I wouldn't get any more fish for that tank until everything is under control again. Make sure when you are able to add to the tank to wait a couple of weeks. You need to ensure that there are no more deaths that are going to occur and the problem is gone before adding new residents.
 
Thanks, I 'spoke' badly. I took the filter out and rubbed it a bit in tank water - it's gone back in fine, all bacteria should be intact.

Amonia was at 0.25 after PWC last night so probably was higher before that while we were away. The tank looked much cleaner today, but did another PWC and it stirred up a fair amount of rubbish. I have to say the Corries are looking rather plump and self-satisfied currently.:eek:

Thanks for the advice about waiting a bit longer - I think my head knew that, but heart was wanting to please daughter. We'll hold off till settled.
 
Make sure that you vacuum out as much of that rubbish as you can (if you haven't already). That is the stuff that will cause you trouble later if it is not removed.

Sorry for the extensive response there. Just trying to cover all bases up front so you didn't have to wait for an answer.
 
Many thanks for your ongoing advice - the wordier the better!

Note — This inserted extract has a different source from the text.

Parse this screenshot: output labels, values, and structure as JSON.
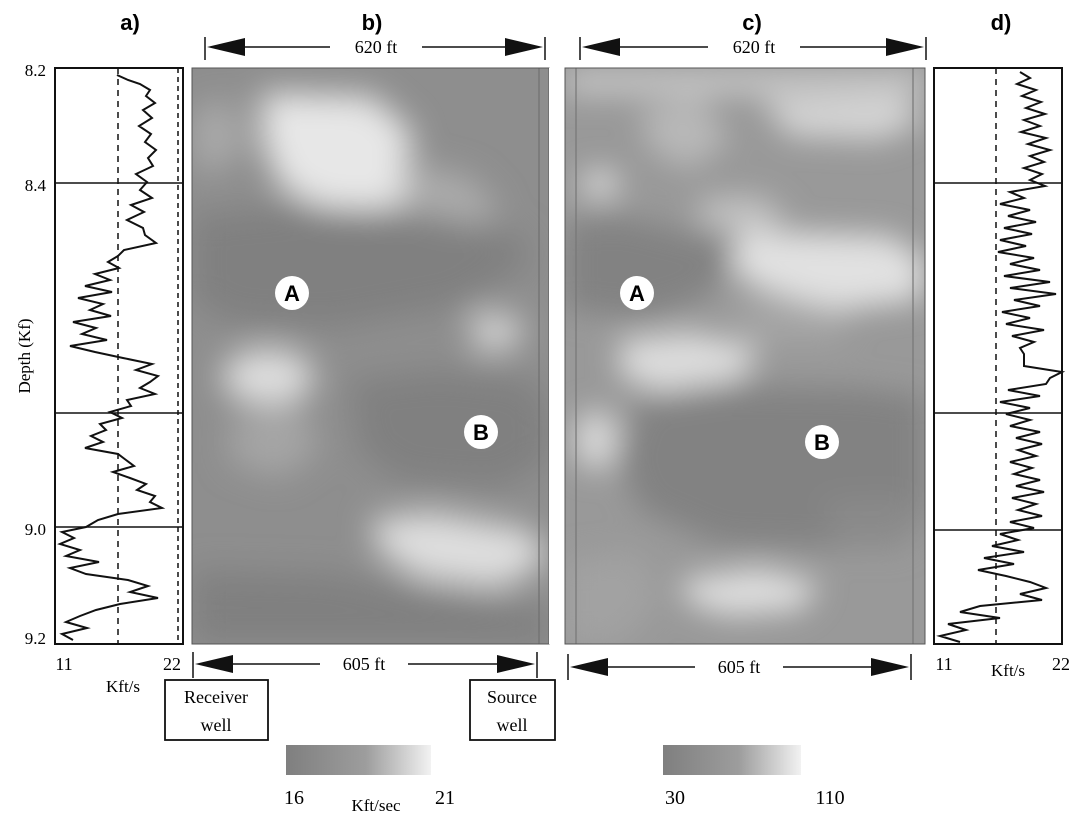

A couple more water changes with big gravel suction and upheaval, and we still have ammonia at 0.25, so I think you are right a mini-cycle is going on - but it hasn't crept above 0.25, and 0 Nitrites, so I think I'm managing it ok. Water is looking *much* clearer.

My daughter has noticed that one of our Danios (All of whom survived) has got his right gill extremely noticeably red. Left gill is not noticeable, so it's definitely not natural colouration. Is that likely to be ammonia stress? Or something else we should look out for?
 
Red gills are a common sign of chemcal burns. This is caused by ammonia or chlorine most commonly.

If it doesn't get any better soon, then only soultion for this is to do at least a 75% water change to ease the problem. If you are lucky, then the fish may heal from this problem. Getting the water quality right is the most important issue here.

Sorry to neglect you, I've had some 16hr work days in the past few days and could not get back to this.